Statistics from the Dune analytical dashboard clearly confirm that retail investors’ appetite for ultra-risky assets is fading fast.

  • Bonding Curve Crash: In June, the share of tokens that successfully completed their initial liquidity pooling and graduated to decentralized exchanges dropped to a critical 0.16%. For comparison, at the March peak, this metric exceeded 2%.
  • Production Slump: The daily number of coins generated on the platform has decreased by 30% compared to the highs seen in the spring.
  • Revenue Collapse: The platform’s daily revenue plummeted to $800,000, down from the steady $2 million per day the site was pulling in back in January.
  • Drying Liquidity: Daily trading volumes nosedived from $400 million at the beginning of the year to the current $100 million.
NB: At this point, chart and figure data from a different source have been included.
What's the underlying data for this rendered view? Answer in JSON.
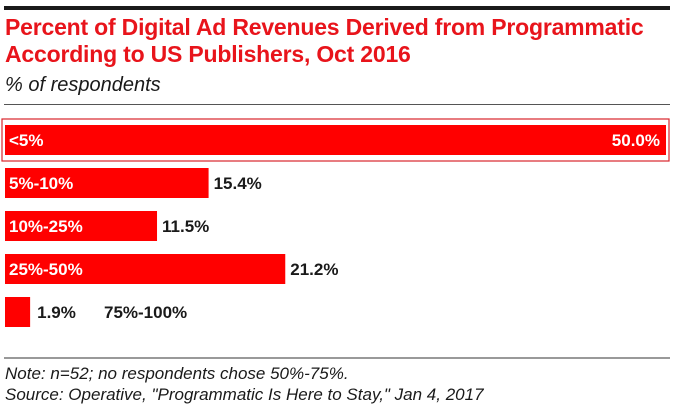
{
  "title": "Percent of Digital Ad Revenues Derived from Programmatic According to US Publishers, Oct 2016",
  "subtitle": "% of respondents",
  "note": "Note: n=52; no respondents chose 50%-75%.",
  "source": "Source: Operative, \"Programmatic Is Here to Stay,\" Jan 4, 2017",
  "colors": {
    "bar": "#ff0000",
    "highlight_outline": "#d9242b",
    "title": "#e8141b"
  },
  "chart_data": {
    "type": "bar",
    "orientation": "horizontal",
    "categories": [
      "<5%",
      "5%-10%",
      "10%-25%",
      "25%-50%",
      "75%-100%"
    ],
    "values": [
      50.0,
      15.4,
      11.5,
      21.2,
      1.9
    ],
    "value_labels": [
      "50.0%",
      "15.4%",
      "11.5%",
      "21.2%",
      "1.9%"
    ],
    "highlighted_category": "<5%",
    "xlim": [
      0,
      50
    ]
  }
}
Naturally, token creators’ earnings fell right along with the turnover.

Native Token PUMP Hits Rock Bottom

The ecosystem’s troubles have directly hit its own financial health. The platform’s native token—PUMP—has been in a deep knockout for quite some time. The asset has lost around 80% of its value from its all-time highs, which were recorded almost immediately after its high-profile launch in September 2025.

Where Are Traders and Liquidity Going?

What is happening to Pump.fun is not a localized failure, but a predictable symptom of the entire segment cooling off. Over the past 30 days alone, the aggregate market capitalization of the memecoin sector has shrunk by nearly $8 billion.

The reason for the trend shift is simple: retail capital has found a new “toy.” There is a mass exodus of speculators into the perpetual futures (perpetuals) sector.

Platforms like Hyperliquid have managed to offer users the same easy, gamified access to trading as Pump.fun, but with one crucial difference: they deal with much more predictable and liquid assets. On these platforms, the chances of losing everything in the first second due to a blatant rug pull are significantly lower.